Ezra Finnely just didn't care.

He was good-looking and he knew it. Therein lied the problem. His hair was thick and a dark shade of brown, sometimes curly, on odd days. He had blue grey eyes, was lanky and somewhat tall. He sure wasn't ugly. As much as he didn’t try to take advantage of his looks, sometimes he had to.

He wasn’t well off, like Piper. His mother had passed away a few weeks after his sister Elizabeth was born, so he was raised by his father and whoever his father happened to be seeing for the month. He didn’t have a great job, but it was enough to make ends meet and buy a couple of nice things here and there. Ezra was satisfied. All he really needed was a pack of cigarettes, his sunglasses, and his piano to really make him happy.
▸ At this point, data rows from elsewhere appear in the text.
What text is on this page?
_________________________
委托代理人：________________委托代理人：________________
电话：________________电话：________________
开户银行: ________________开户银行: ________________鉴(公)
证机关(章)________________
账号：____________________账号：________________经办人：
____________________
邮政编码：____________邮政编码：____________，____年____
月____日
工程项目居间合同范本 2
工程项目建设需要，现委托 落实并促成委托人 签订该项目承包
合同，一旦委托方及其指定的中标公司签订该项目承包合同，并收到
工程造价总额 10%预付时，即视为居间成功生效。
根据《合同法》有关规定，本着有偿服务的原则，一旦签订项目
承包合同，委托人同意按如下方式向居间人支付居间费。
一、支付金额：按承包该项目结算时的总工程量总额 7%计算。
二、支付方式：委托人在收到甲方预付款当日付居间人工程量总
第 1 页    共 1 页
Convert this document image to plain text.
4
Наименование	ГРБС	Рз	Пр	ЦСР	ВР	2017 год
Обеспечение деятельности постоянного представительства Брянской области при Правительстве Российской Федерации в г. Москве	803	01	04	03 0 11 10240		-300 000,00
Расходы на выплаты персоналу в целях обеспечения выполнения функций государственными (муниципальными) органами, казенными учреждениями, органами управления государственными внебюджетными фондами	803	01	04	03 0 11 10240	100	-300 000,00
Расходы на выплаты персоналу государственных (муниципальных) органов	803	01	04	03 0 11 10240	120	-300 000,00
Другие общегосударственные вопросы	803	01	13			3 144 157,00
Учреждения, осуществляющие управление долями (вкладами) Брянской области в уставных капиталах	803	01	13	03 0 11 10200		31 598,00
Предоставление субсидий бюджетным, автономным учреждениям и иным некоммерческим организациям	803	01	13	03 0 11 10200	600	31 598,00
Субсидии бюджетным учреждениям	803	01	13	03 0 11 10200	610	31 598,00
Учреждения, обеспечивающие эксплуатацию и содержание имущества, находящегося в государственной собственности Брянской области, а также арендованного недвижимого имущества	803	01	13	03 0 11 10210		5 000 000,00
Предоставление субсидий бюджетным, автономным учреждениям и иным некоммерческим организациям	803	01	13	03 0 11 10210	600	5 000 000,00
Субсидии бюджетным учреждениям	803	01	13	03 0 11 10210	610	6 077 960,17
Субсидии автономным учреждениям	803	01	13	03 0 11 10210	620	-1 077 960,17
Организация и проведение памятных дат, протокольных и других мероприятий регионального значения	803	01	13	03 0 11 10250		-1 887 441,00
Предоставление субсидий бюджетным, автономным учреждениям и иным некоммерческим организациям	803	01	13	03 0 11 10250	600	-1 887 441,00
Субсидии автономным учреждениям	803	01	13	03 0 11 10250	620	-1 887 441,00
His best friend was Quinn Cleary, a skinny, brown-eyed, dirty blonde who swore like a sailor and had the biggest, most pathetic crush on Jude Presley but refused to admit it out loud. Ezra and Quinn were as thick as thieves, and it was rather difficult to find one without the other.

The only real difference between them was that while Quinn was (barely) passing his classes, Ezra wasn't, which brings me to my next point: contrary to popular belief, Ezra Finnely wasn't a complete idiot. He just didn't see the point in doing assignments and reading books and doing projects that wouldn't benefit him later on. He did pretty well in his music theory class, which was to be expected. He did great in Literature and History and was fairly decent at crafts. When it came to things like his math and science classes, it got pretty ugly.

Ezra didn’t know what he wanted to do with himself, but he knew that he’d know one day, and that was good enough. He was the type of person who floated through each and every day with little to no direction and he liked it that way. Knowing where you were going took the adventure and spontaneity out of life.

Ezra Finnely was a free spirit and would be damned if he was tied down to something as trivial as education.

Quinn and Ezra were dangerous. Everybody knew it. Those boys were trouble, and anyone could see it, just by looking at the way they dressed, the way they spoke, the way they carried themselves.

They screamed, "Danger, danger, stay away!"

Most people just didn't know better.